Journal of Literature and Humanities (Dec 2024)
Memory and Pain: A Critical Examination of Tom Stoppard’s Leopoldstadt through the Holocaust
Abstract
Tom Stoppard, a playwright of Jewish origin born in 1937 and still alive, reflects his own past in terms of the Holocaust in his 2020 play Leopoldstadt. While Leopoldstadt conveys Stoppard’s life from past to present as an autobiographical family story, it also confronts the author with his painful past in the modern age. Besides the modern individual and Europe, both having undergone development and transformation with Modernity and Modernism, the traumatic traces left behind by the historical process reveal the reality of the Holocaust. In this respect, Leopoldstadt is important in terms of understanding the impact of the characters’ confrontation with their past memories and unforgettable traces caused by the Holocaust on the memory of modern and postmodern Jewish societies. The theoretical framework of this study is based on Zygmunt Bauman’s views on modernity. Bauman is a thinker who has made significant contributions to the issues of modernity and the Holocaust, and his work contains important explanations for understanding the complexities of the modern world.
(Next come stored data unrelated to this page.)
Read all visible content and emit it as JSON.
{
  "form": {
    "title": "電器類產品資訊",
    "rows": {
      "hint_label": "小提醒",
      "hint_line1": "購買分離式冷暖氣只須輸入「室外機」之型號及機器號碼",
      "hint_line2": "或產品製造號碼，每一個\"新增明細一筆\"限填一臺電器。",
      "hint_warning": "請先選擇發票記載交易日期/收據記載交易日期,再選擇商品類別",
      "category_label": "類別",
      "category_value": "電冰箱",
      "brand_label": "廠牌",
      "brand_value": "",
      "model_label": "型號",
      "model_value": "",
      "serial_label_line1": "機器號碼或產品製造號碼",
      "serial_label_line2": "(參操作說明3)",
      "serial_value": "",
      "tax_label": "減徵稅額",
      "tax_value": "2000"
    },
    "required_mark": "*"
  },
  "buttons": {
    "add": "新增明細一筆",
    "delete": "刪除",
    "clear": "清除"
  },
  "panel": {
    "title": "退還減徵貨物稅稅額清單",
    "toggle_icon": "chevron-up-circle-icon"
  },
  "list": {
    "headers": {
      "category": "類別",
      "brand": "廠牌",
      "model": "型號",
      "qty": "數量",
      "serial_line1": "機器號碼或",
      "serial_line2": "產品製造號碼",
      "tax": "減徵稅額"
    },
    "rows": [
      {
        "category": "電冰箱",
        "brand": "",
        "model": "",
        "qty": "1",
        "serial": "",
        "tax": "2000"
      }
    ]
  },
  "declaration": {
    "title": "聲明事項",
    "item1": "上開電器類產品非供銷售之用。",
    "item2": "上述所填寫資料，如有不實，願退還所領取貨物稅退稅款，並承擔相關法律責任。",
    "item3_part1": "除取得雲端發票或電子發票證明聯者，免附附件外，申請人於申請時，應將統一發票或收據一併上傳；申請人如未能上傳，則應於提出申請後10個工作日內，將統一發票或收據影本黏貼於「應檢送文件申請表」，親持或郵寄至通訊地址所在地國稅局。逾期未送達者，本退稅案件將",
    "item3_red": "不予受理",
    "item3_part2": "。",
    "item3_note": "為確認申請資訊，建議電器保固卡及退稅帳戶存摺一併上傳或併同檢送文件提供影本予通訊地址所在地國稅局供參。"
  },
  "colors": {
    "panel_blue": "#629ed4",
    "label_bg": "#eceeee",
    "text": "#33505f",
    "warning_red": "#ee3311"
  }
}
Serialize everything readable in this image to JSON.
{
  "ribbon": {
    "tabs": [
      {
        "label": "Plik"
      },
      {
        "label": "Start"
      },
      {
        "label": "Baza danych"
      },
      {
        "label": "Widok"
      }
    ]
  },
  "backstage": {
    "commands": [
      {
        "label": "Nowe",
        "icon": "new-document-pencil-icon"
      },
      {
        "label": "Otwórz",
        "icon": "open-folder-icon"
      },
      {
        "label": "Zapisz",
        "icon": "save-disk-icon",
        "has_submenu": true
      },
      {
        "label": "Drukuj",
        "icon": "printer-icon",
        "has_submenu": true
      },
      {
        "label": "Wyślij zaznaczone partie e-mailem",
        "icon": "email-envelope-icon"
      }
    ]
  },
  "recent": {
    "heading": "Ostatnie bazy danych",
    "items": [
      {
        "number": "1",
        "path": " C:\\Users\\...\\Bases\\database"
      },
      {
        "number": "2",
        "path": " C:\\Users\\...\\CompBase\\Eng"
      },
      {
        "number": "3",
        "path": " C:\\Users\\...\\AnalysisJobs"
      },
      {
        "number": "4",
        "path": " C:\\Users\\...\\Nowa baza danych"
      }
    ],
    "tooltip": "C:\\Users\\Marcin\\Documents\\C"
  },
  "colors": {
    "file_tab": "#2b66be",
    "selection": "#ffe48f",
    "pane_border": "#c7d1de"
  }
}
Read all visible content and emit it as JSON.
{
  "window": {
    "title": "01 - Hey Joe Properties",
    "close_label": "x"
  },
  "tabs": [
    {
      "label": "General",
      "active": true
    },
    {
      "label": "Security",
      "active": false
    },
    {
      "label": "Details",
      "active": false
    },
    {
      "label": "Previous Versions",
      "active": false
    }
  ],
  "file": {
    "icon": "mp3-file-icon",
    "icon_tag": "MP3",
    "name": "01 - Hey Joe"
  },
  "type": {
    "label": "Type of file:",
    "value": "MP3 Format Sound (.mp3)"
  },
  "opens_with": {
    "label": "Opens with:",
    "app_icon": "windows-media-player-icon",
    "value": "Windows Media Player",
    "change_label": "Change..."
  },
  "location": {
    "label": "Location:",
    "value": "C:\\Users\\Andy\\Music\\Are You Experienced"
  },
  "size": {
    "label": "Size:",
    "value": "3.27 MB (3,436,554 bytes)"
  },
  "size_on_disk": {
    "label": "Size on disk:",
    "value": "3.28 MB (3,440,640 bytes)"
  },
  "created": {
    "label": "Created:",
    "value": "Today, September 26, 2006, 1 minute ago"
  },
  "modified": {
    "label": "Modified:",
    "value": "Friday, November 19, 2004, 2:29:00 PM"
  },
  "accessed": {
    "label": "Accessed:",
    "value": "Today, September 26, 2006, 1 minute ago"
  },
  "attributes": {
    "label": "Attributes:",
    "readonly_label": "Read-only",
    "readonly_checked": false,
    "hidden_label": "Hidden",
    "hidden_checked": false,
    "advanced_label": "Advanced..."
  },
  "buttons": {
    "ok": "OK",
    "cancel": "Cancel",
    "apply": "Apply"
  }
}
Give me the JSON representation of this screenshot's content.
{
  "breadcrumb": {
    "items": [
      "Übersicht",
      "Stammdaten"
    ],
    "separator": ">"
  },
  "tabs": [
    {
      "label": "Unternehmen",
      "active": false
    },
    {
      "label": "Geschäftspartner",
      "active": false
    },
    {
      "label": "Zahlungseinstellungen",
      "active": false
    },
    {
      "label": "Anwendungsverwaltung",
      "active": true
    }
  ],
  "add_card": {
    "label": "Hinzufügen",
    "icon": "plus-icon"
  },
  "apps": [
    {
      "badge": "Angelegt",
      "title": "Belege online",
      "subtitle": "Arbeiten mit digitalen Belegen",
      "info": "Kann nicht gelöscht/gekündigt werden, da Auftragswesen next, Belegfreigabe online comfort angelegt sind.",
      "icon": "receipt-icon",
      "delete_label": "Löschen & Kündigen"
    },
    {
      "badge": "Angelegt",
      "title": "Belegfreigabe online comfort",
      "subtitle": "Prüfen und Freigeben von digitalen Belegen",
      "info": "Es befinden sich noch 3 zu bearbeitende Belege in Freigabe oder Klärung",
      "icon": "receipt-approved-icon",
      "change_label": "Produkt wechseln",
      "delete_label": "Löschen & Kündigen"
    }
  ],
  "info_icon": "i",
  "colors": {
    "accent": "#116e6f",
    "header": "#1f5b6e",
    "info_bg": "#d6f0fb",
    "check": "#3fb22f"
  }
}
His critique of modernity also leads Leopoldstadt to address the effects of the Holocaust and the dark sides of the modern world. This study focuses on how Stoppard, who experienced the devastating effects of the Holocaust, addresses the interplay between his Jewish identity and the challenges he faced in the modern age. The aim of this study is to evaluate the traumatic painful realities of the historical process in the play Leopoldstadt from the perspective of the relationship between memory and history.